Noah and his family entered the ark, at the beginning of the construction of which were Noah‘s justice and Noah’s faith. In which ark will we enter? Is our justice, our relationship to our neighbours, people around us, as well to those who will come after us, at the level that correspond to the biblical concept of justice? Isn’t our consumption of what we have, and maybe consumption of what we perhaps even do not need, one of the reasons contributing to the fact that every day thousands and thousands of people die from not having anything to eat? Is it possible to compare our faith with the faith of Noah? Is our trust in God and our foresight and precaution at a level, which could turn away the catastrophe? Do we hear God’s voice, which warns us even today about destruction, which we have prepared by not respecting the gift, which God gave us in the form of creation?

God promised to Noah at end of the flood that he will not destroy the earth again. This promise should not be, however, for us an invitation to shortsightedness. God’s promise does not mean that the catastrophe could come to one part of creation and that catastrophe cannot come to us. Exactly the opposite: God, through Noah, calls us to awareness: to faith and justice. Faith, which would be demonstrated as the trust towards God and to justice, which would be demonstrated as fairness to those coming after us, this means to those who will be called to pay off the debt caused by us. We are called to reflect on it at this particular moment in relation to the theme of the ECEN Assembly, which is now coming to its end. It means in relation to our daily dealing with bread and food given us for nurture. We want to do this in the perspective of climate change which poses questions to us, many of which were not pressing up until now. Now they are: the question of waste, along with the question of where is the borderline of rational and acceptable consumption. These are the questions of the day. These are the questions for our faith.
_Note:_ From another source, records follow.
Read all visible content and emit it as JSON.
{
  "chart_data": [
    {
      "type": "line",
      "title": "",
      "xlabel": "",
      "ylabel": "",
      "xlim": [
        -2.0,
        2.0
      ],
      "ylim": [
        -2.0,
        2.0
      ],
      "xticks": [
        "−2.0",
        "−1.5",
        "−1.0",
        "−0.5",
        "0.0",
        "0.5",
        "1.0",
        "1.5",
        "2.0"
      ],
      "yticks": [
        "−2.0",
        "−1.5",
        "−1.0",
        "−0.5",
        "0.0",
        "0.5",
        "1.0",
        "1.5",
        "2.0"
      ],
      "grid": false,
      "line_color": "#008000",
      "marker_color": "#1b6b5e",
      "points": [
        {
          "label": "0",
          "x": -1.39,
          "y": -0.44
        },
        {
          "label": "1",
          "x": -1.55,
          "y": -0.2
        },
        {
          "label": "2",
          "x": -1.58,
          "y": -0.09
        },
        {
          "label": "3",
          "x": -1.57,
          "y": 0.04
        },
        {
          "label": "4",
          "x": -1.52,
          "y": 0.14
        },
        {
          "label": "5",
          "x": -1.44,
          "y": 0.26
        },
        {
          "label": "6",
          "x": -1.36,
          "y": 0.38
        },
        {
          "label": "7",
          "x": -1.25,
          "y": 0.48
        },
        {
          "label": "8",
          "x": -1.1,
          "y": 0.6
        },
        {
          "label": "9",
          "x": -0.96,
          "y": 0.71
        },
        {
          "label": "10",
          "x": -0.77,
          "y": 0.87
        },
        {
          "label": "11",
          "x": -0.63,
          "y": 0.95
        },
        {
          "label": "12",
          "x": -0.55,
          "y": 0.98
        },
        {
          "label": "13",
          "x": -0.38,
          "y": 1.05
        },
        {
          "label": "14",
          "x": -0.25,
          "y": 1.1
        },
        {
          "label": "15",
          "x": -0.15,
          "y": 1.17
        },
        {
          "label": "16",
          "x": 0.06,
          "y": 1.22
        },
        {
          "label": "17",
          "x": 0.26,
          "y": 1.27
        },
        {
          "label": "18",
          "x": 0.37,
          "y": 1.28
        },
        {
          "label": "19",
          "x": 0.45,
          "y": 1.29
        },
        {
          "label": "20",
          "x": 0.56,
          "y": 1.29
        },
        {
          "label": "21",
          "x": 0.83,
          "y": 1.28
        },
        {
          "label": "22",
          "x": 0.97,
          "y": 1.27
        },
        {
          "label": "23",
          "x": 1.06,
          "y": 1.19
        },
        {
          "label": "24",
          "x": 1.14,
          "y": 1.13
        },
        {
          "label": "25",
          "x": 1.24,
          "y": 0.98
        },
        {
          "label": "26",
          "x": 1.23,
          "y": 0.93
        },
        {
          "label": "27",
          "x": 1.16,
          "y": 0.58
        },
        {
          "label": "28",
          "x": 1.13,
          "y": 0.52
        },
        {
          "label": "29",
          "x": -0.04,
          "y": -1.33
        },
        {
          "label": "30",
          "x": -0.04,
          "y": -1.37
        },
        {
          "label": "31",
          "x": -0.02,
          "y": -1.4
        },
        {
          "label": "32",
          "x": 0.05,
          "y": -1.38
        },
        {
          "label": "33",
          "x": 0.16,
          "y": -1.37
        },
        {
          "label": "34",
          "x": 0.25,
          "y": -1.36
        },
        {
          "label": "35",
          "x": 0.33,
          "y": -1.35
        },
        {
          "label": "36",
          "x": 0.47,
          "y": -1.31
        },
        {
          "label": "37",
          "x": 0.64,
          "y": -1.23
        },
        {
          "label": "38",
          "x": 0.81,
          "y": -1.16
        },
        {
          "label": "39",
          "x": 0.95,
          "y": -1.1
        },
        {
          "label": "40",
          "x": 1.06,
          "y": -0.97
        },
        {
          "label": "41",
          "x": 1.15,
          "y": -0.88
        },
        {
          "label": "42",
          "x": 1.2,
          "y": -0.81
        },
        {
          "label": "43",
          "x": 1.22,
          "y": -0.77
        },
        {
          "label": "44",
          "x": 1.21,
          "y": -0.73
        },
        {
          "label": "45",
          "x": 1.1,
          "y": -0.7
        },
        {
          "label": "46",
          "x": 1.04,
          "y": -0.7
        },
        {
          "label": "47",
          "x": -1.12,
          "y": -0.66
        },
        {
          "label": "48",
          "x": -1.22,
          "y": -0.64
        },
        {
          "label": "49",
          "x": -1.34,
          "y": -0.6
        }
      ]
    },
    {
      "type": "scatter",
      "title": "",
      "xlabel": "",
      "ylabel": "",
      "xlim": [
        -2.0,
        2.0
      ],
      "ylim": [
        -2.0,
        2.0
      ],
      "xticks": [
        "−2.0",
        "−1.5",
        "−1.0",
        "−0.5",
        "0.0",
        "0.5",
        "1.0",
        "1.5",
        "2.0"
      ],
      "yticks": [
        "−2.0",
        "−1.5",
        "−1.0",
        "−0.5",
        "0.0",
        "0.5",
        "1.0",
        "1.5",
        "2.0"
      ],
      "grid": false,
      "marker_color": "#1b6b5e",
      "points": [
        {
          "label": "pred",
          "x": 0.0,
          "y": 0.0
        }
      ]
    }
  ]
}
Recognition and acceptance of the pressing tone of these questions is the final conclusion of this Assembly. We are coming to its end, strengthened in acknowledging that it is the task of each one of us, participants of the Assembly, members of this congregation, as well as the task for all Christians and all people around, to investigate how we, each one of us, could and should respond to the gift of God’s creation. There are many ways of formulating this answer and it is the task given to us to look for an optimal form of this answer.

Coming to its end, the Assembly sends us back to our homes, our jobs, congregations, back to our countries and to the world with something even more – with the conviction, that without trust in God and without justice towards our neighbours, without these two basic attributes which for Noah were essential for his saving task, without these two attributes our mission will end in vain.